Jan 14, 2010, 2:27 PM
Aiming to generate wealth, improve food security and accelerate socio-economic development for Africa's people, African ministers of fisheries are meeting, for the first time, in Banjul on production and marketing strategies for fish and aquaculture production.
The conference, which comes in the wake of tremendous progress registered by the continent since 2005 in restoring fisheries and aquaculture on the priority of national and regional development, is organised by the Department of the Rural Economy and Agriculture of the African Union Commission (AUC) in collaboration with the New Partnership for Africa's Development (NEPAD).
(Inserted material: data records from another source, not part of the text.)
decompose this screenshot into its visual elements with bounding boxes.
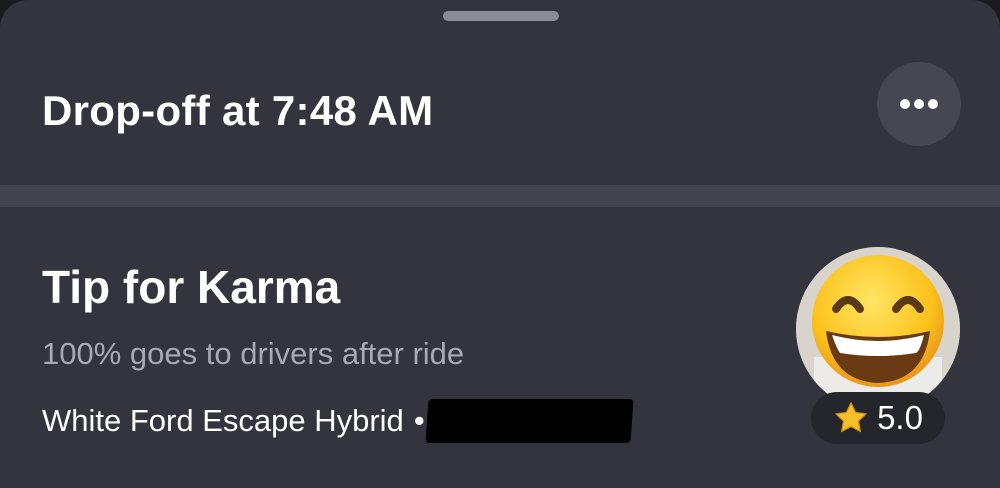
vehicle-info: White Ford Escape Hybrid • [42, 399, 634, 443]
grinning-face-emoji [796, 247, 960, 411]
driver-rating-badge: 5.0 [811, 392, 945, 444]
vehicle-separator: • [413, 403, 425, 438]
sheet-drag-handle[interactable] [443, 11, 559, 21]
driver-avatar[interactable] [796, 247, 960, 411]
star-icon [835, 402, 867, 433]
dropoff-time-title: Drop-off at 7:48 AM [42, 87, 434, 134]
vehicle-description: White Ford Escape Hybrid [42, 403, 404, 438]
more-options-button[interactable] [877, 62, 961, 146]
more-horizontal-icon [900, 99, 938, 109]
ride-details-sheet: Drop-off at 7:48 AM Tip for Karma 100% g… [0, 0, 1000, 488]
license-plate-redacted [425, 399, 634, 443]
tip-driver-title[interactable]: Tip for Karma [42, 258, 340, 316]
driver-rating-value: 5.0 [877, 399, 923, 436]
section-divider [0, 185, 1000, 207]
tip-info-subtitle: 100% goes to drivers after ride [42, 336, 465, 371]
Presently under way at the Sheraton Hotel in Brufut, the conference, among others, aims to facilitate information sharing in selected technical areas, and engage participants at political level to ensure dialogue and a concerted voice on critical development issues in the sector.
In his remarks to officially open the meeting of experts, Lamin Kaba Bajo, Minister of Fisheries and National Assembly Matters underscored the immense contributions of the fisheries sector towards African development, noting that the sector makes a vital contribution to food and nutrition security for over 200 million Africans, and provides income for over 10 million Africans who are engaged in fish production, processing and trade.
According to Minister Bajo, despite fish being the leading export commodity for Africa, the benefits are still at risk as the exploitation of natural fish stocks are reaching their catch limits, and aquaculture production is yet to attain its potential.
"This meeting will help a lot in finding solutions through exchange of ideas and experiences, sharing knowledge and understanding of some important technical and policy issues for defining solutions for the sustainable exploitation of our fisheries resources and the development of aquaculture," he said.
Dr. Babagana Ahmadu, FAO country representative, in a statement said the fact that 10 million Africans get their livelihoods or employment from the fishing industry is enough evidence of the importance of fishing in African economies. The fisheries sector, he added, makes a vital contribution to meeting the food and nutrition security needs of millions of Africans, and has become a leading export commodity with an annual export value of US$2.7 billion.
According to the FAO official, the per capita fish supplies against increasing demands are dropping, and the increase in illegal marine fisheries by foreign ships is on the increase, threatening the livelihood of millions in Africa.
Africa, he said, presents an untapped investment frontier for aquaculture, and that most countries are doing a lot to stimulate the industry.
"The African fisheries sector has the potential to contribute about 6% of the continents annual economic growth, and yet Africa has a low capacity to deal with this challenge because of shortage of information, technology, skills, economic resources and threat by climate change, among others," Dr. Ahmadu added.
Tim Bostock, DfID's Fisheries Advisor, said the failure of fisheries to generate wealth and contribute sustainably to national growth is far from being an African problem. "Take the parlous state of many European fisheries. In the UK, although we have dealt effectively with illegal fishing, a recent study demonstrated just how unproductive our fishing industry actually is," he stated, adding that this indicates that structural reforms towards more effective rights had the potentials to deliver a considerable hike in economic returns from a fleet size approximately half of its currents capacity-achieving more with far less.
Dr. Ibrahim Assane Mayaki, Chief Executive Officer NEPAD Planning and Co-ordinating Agency, urged the delegates to make best use of the forum to come up with clear recommendations to accelerate the development of the fisheries sub-sector.
Dr. Mayaki noted that many regional economic communities have now finalised their CAADP Compacts with his agency, and many of the countries have chosen fisheries as one of the key drivers of the agricultural growth.
Tumusimi Roda Peace, Commissioner for Rural Economy and Agriculture of the African Union Commission, in a statement called for the need for expertise to devise the most sustainable options that will help the continent optimise its fisheries wealth and resources.
According to him, the success attained so far is the product of the many summits calling for reduction of poverty and food security in Africa. He added that fisheries and other aquatic resources will always complement the food basket approach to food security, as well as alleviation of poverty among fisher folks.
The meeting of experts will be followed by that of AU ministers of fisheries on Thursday.